Molti indizi puntano nella direzione di un ribasso di mercato

- 22/11/2013
Eviteremmo di entrare nella disputa, in voga a Wall Street, se la borsa sia o meno in una bolla. Dopotutto, è questione di definizioni, e comunque la si metta, il mercato è sopravvalutato, in ipercomprato, e cresciuto a fronte di un’economia che langue; e dipende dalla persistenza degli stimoli monetari della Fed.
Non è detto che il mercato debba trovarsi in una bolla per scendere. Di tutti i ribassi sperimentati dal 1929 in poi, soltanto nel 2000 e nel 2007 Wall Street era indiscutibilmente in una bolla. Tutti gli altri massimi di mercato sono stati registrati con un P/E compreso fra 18 e 21 volte gli utili riportati; rispetto ad una media storica pari a 15 volte in media, e a rilevazioni comprese fra 7 e 10 volte sui minimi di mercato. Sulla base dell’attuale chiusura di mercato il P/E si attesta a 20.6 volte: abbastanza per chiamare un potenziale massimo di mercato.

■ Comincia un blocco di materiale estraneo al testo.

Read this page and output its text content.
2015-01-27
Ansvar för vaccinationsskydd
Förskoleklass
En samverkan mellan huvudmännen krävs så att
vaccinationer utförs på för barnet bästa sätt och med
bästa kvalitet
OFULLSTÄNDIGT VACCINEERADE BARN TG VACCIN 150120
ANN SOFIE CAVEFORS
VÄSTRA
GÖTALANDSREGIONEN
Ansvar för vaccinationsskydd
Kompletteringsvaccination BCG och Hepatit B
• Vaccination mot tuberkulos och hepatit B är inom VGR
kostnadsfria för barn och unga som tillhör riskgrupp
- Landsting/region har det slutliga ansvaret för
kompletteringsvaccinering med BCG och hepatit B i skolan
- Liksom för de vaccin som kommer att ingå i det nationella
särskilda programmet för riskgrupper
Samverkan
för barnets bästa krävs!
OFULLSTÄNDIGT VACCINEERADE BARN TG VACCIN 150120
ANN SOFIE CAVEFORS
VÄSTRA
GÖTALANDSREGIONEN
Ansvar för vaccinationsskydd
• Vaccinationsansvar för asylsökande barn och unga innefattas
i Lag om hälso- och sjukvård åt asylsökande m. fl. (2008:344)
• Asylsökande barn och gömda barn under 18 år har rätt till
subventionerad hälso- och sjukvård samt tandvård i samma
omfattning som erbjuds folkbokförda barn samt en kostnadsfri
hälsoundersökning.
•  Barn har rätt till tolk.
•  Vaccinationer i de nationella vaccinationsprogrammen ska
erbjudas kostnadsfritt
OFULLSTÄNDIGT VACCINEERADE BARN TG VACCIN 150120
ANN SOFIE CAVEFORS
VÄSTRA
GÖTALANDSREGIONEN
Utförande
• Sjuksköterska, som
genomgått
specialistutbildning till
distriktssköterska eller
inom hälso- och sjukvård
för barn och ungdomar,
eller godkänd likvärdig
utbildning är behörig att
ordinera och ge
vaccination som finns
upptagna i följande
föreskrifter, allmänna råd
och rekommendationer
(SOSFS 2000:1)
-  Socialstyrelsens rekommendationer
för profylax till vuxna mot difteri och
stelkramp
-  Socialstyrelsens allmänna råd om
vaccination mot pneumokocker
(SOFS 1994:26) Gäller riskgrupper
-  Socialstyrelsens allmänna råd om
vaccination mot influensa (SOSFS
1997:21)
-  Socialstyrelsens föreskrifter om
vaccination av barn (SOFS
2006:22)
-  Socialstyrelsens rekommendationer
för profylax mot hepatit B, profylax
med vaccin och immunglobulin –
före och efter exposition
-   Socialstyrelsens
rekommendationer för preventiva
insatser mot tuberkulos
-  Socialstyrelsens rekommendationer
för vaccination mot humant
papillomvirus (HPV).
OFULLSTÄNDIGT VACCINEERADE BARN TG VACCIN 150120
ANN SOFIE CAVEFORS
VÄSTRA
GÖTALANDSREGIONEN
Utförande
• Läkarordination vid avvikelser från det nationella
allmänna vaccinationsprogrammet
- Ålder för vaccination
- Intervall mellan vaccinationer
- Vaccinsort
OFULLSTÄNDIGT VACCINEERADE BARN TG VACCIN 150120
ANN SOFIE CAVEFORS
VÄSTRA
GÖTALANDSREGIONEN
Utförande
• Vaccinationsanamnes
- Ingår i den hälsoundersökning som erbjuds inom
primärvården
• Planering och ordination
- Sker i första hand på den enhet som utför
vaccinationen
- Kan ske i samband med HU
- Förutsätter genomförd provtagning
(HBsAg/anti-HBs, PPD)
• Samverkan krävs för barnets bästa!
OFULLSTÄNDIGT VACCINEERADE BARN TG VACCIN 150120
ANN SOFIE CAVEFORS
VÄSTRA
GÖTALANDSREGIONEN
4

Il mercato si sta muovendo nervosamente, sulla base della mutevole percezione circa il tapering dello stimolo quantitativo della Fed. L’altro ieri, il mercato è piombato dopo il rilascio delle minute della Fed che indicavano che un certo numero di membri del FOMC ritenevano che il tapering dovesse avvenire prima che diventa evidente un definitivo miglioramento dell’economia. Prima d’ora, molti investitori hanno assunto che un ridimensionamento del QE sarebbe avvenuto soltanto dopo un decollo dell’economia; l’idea che il tapering si avvii in assenza di un reale miglioramento delle condizioni macro è troppo da sopportare, almeno nel breve periodo.
Ieri, tuttavia, quando è stato reso noto il sondaggio della Fed di Philadelphia, risultato molto più debole delle aspettative, i rendimenti sui titoli a 10 anni sono precipitati, e la borsa è schizzata sulla base della convinzione che probabilmente il tapering sarà ancora una volta rimandato. Questa è la condizione del mercato: tutto è riconducibile al QE, e poco o nulla altro importa. Il parallelo rispetto al 2000 o al 2007 non verte sull’eventualità di trovarci in una bolla; quanto sul fatto che il rialzo poggi su basi poco solide.
La borsa non è sostenuta dai fondamentali. La cosiddetta forza dell’economia si basa su assunzioni; non su dati concreti. Ma le assunzioni si sono rivelate ottimistiche per tutti gli ultimi tre anni, e non vediamo come ciò possa cambiare. Negli ultimi dodici mesi il PIL è cresciuto dell’1.6%. Allo stesso modo, la spesa per consumi è salita dell’1.8%, e i redditi disponibili in termini reali dell’1.6%; malgrado i massicci stimoli monetari. Con il rimbalzo del tasso sui mutui, anche il settore edile sta per indebolirsi. La vendita di case esistenti ad ottobre è calata del 3%.
Anche l’analisi tecnica suggerisce che il mercato possa essere vulnerabile. L’ampiezza si va restringendo e non conferma i recenti massimi. Il numero di azioni sui massimi annuali ha toccato un picco a maggio e da allora punta verso il basso. Le azioni più scottanti sono state penalizzate negli ultimi giorni. Investors Intelligence fa registrare un 54% di Tori e il 16% di Orsi, indicando così una vistosa incertezza. Secondo Vanguard gli investitori sono esposti in borsa per il 57% del portafoglio: un dato superato negli ultimi vent’anni soltanto a fine anni Novanta e nel 2007. Un ribasso a questo punto non dovrebbe essere molto lontano.